Message par Jacob Smith le Jeu 17 Avr - 20:40

bon, maintenant, je vous propose une petite nouvelle qui va d'ailleurs être publiées dans un recueil prochainement:

un enlevement à Newton Town:


Un enlèvement à Newton Town

-« Allô ! » m’écriais-je dans le micro dès que le téléphone sonna.
   
Une femme qui, à sa voix, devait avoir dans la soixantaine me répondit en pleurant et en ayant l’air totalement désespérée.

-« Monsieur l’inspecteur, il s’est passé quelque chose de terrible ! »

Elle tomba en sanglots et ne put finir de dire ce qu’elle avait commencé.

-« Calmez-vous Madame et expliquez-moi ce qui s’est passé » répondis-je en essayant comme je le pouvais de la rassurer

-« Je…je viens de voir de…devant mes yeux ma propre  petite fille se faire enlever.

   Je n’aurais jamais imaginé qu’une telle histoire puisse se produire dans la petite ville de Newton Town avec ses 500 habitants. C’était la première fois à ma connaissance qu’une affaire comme celle-ci arrivait dans les environs. De plus, j’étais encore novice à l’époque et je n’avais aucune idée de la manière dont il fallait s’y prendre pour commencer une enquête aussi délicate. Jusque là je ne m’étais occupé que de petits vols dans la rue ou d’agressions verbales. En effet, la plus grande infraction à la loi à laquelle j’avais eu à faire avait été un dépassement de vitesse de cinquante kilomètre-heure au-dessus de la normale. Et enfin, pour ne pas arranger le tout, depuis la veille, j’étais seul dans le commissariat car Gary, mon collègue, s’était cassé une jambe et avait eu le droit à un mois d’arrêt. Le chanceux !
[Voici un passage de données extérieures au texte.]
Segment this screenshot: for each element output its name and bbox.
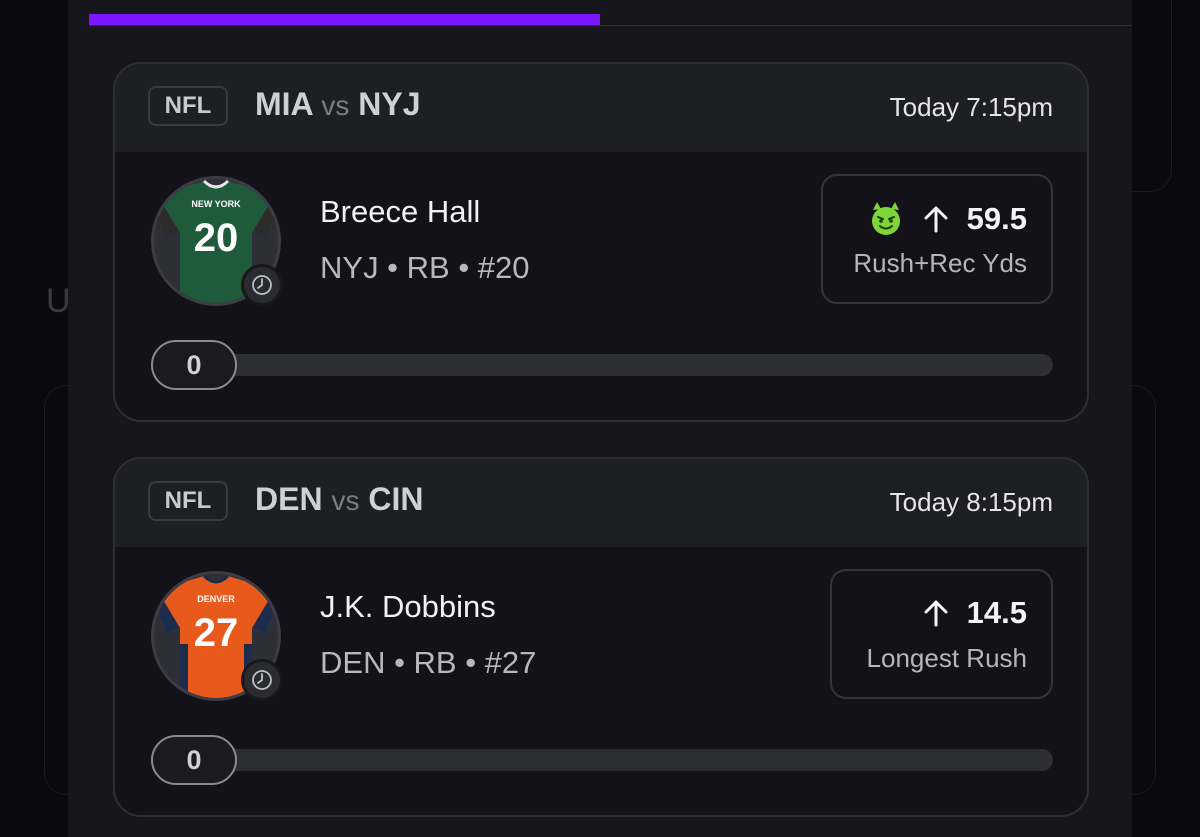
matchup: MIA vs NYJ: [255, 86, 421, 123]
devil-icon: [871, 202, 900, 235]
current-value-pill: 0: [151, 735, 237, 785]
pick-box[interactable]: 14.5 Longest Rush: [830, 569, 1053, 699]
jersey-city: NEW YORK: [191, 199, 241, 209]
progress-bar-track: [151, 354, 1053, 376]
prop-card-2[interactable]: NFL DEN vs CIN Today 8:15pm DENVER 27 J.…: [113, 457, 1089, 817]
player-name: Breece Hall: [320, 194, 481, 229]
background-partial-text: U: [46, 282, 71, 320]
clock-icon: [241, 264, 283, 306]
prop-card-1[interactable]: NFL MIA vs NYJ Today 7:15pm NEW YORK 20 …: [113, 62, 1089, 422]
clock-icon: [241, 659, 283, 701]
progress-track: [89, 25, 1132, 26]
pick-box[interactable]: 59.5 Rush+Rec Yds: [821, 174, 1053, 304]
league-badge: NFL: [148, 86, 228, 126]
player-meta: NYJ • RB • #20: [320, 250, 530, 285]
pick-line: 14.5: [921, 595, 1027, 631]
matchup: DEN vs CIN: [255, 481, 423, 518]
pick-line-value: 14.5: [966, 595, 1027, 630]
stat-type: Rush+Rec Yds: [853, 248, 1027, 278]
game-time: Today 7:15pm: [889, 92, 1053, 122]
team-away: MIA: [255, 86, 313, 122]
team-home: CIN: [368, 481, 424, 517]
progress-bar-track: [151, 749, 1053, 771]
arrow-up-icon: [924, 206, 948, 233]
card-header: NFL MIA vs NYJ Today 7:15pm: [115, 64, 1087, 152]
player-meta: DEN • RB • #27: [320, 645, 537, 680]
pick-line-value: 59.5: [966, 201, 1027, 236]
jersey-city: DENVER: [197, 594, 235, 604]
arrow-up-icon: [924, 600, 948, 627]
player-name: J.K. Dobbins: [320, 589, 496, 624]
team-away: DEN: [255, 481, 323, 517]
pick-line: 59.5: [867, 200, 1027, 238]
game-time: Today 8:15pm: [889, 487, 1053, 517]
vs-label: vs: [321, 90, 350, 121]
progress-indicator: [89, 14, 600, 25]
jersey-number: 27: [194, 611, 239, 655]
vs-label: vs: [331, 485, 360, 516]
card-header: NFL DEN vs CIN Today 8:15pm: [115, 459, 1087, 547]
current-value-pill: 0: [151, 340, 237, 390]
stat-type: Longest Rush: [866, 643, 1027, 673]
jersey-number: 20: [194, 216, 239, 260]
league-badge: NFL: [148, 481, 228, 521]
team-home: NYJ: [358, 86, 421, 122]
   Je m’apprêtais donc à m’élancer seul et sans expérience dans ce qui semblait être l’histoire la plus importante de la ville depuis des siècles. Cependant, je n’hésitai pas une seule seconde à accepter cette enquête qui, si elle se clôturait avec succès, pourrait me faire obtenir une promotion. Même si mon salaire n’était pas la principale motivation qui me poussait à avancer et que ce métier s’était toujours révélé à moi comme une vocation certaine, il participait un peu à me donner l’ambition de prendre des décisions par moi-même. Mais cet argent n’aurait pas été pour moi. Il m’aurait permis d’acheter une alliance à celle pour qui mon cœur battait. Eh oui, étant un grand romantique, je voulais lui proposer de façon classique de devenir ma femme. Le moment n’était pas à penser à tout cela.

-« bon, pouvez-vous m’indiquer votre adresse pour que je puisse prendre votre déposition rapidement. »

   La sexagénaire habitait rue Abraham Lincoln qui se trouve à deux pas du commissariat. Je l’informai donc que j’arriverais d’ici quelques minutes et qu’il valait mieux pour elle que d’ici là elle ne bouge pas. Avant de partir, il me restait encore une dernière petite chose à régler.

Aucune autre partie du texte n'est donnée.